Knowledge

Retrieval & Prompt Injection

Tune dense retrieval parameters and understand how knowledge context reaches your LLM prompts.

Retrieval Pipeline

  1. Embed Query – The selected embedder projects the caller's query or task input into the same vector space as stored chunks.
  2. Similarity Search – The vector database runs a dense similarity query with optional tag filters and returns scored matches.
  3. Post Processing – Matches below min_score are discarded. Remaining passages are truncated to honor the binding's max_tokens.
  4. Prompt Injection – The orchestrator appends the formatted passages to the LLM prompt before tools, memory, and attachments.

Key Parameters

FieldScopeDefault SourcePurpose
top_kKnowledge base/bindingretrieval.top_k or config.knowledge.retrieval_top_kNumber of passages returned
min_scoreKnowledge base/bindingretrieval.min_score or config.knowledge.retrieval_min_scoreSimilarity threshold (−1.0–1.0); use ≥0 when embeddings are L2-normalized
max_tokensBindingInline overrideUpper bound on tokens injected into the prompt
filtersKnowledge base/bindingInline mapExact-match metadata filters (e.g., { tag: "policy" })
rerankerPlannedN/ACurrently unavailable in the MVP; leave unset until the feature ships

Set conservative defaults at the knowledge base level, then tighten or loosen them per workflow or task.
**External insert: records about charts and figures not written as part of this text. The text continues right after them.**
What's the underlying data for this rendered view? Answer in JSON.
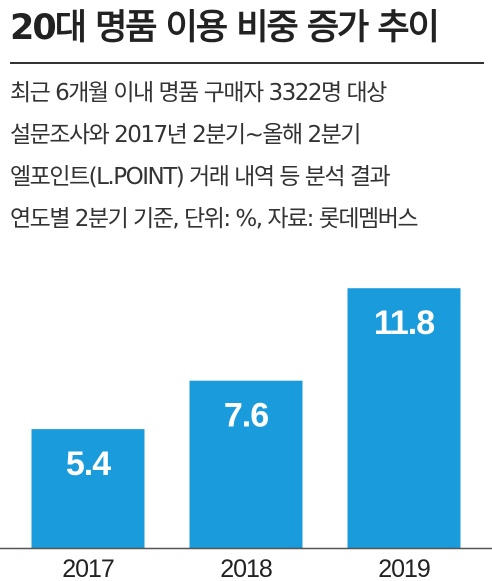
{
  "title": "20대 명품 이용 비중 증가 추이",
  "notes": [
    "최근 6개월 이내 명품 구매자 3322명 대상",
    "설문조사와 2017년 2분기~올해 2분기",
    "엘포인트(L.POINT) 거래 내역 등 분석 결과",
    "연도별 2분기 기준, 단위: %, 자료: 롯데멤버스"
  ],
  "colors": {
    "bar": "#1a9bdb",
    "label": "#ffffff",
    "axis": "#555555",
    "text": "#222222"
  },
  "chart_data": {
    "type": "bar",
    "title": "20대 명품 이용 비중 증가 추이",
    "categories": [
      "2017",
      "2018",
      "2019"
    ],
    "values": [
      5.4,
      7.6,
      11.8
    ],
    "value_labels": [
      "5.4",
      "7.6",
      "11.8"
    ],
    "ylim": [
      0,
      12.9
    ],
    "xlabel": "",
    "ylabel": "",
    "grid": false,
    "legend": "none"
  }
}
Formatting Retrieved Passages

Compozy injects matches in descending score order using the following template:

<!-- knowledge:quickstart_docs -->
### {title or source}

{chunk_text}
  • [source] metadata surfaces when available; otherwise, the source path or URL is displayed.
  • Passages are separated by blank lines to keep prompts readable.
  • Token limits are enforced before the prompt reaches the LLM to prevent truncation in provider SDKs.

Coordinating With Other Context

1

System instructions

Base prompt authored in agent or workflow YAML.

2

Knowledge context

Injected here. Retrieval happens before tool results and memory so the LLM sees authoritative guidance first.

3

Tool outputs

Any tool executions triggered during the same turn append after knowledge context.

4

Memory

Long-term memory results append last to avoid polluting retrieval scoring with conversational noise.

Guardrails & Safety

  • Configure min_score to avoid low-signal passages drowning out relevant content.
  • Use tag filters to restrict context to the correct audience (e.g., { audience: "support" }).
  • Keep max_tokens under your provider's prompt budget. Monitor the prompt_tokens metric from your LLM provider dashboards.
  • If retrieval returns no matches, the orchestrator logs a warning and skips prompt injection rather than returning stale context.

Testing Retrieval Locally

compozy knowledge query --id quickstart_docs \
  --text "What is our support SLA?" \
  --top_k 3 \
  --min_score 0.25 \
  --output json

Inspect responses to ensure metadata and ETags align with expectations before binding knowledge to production workflows.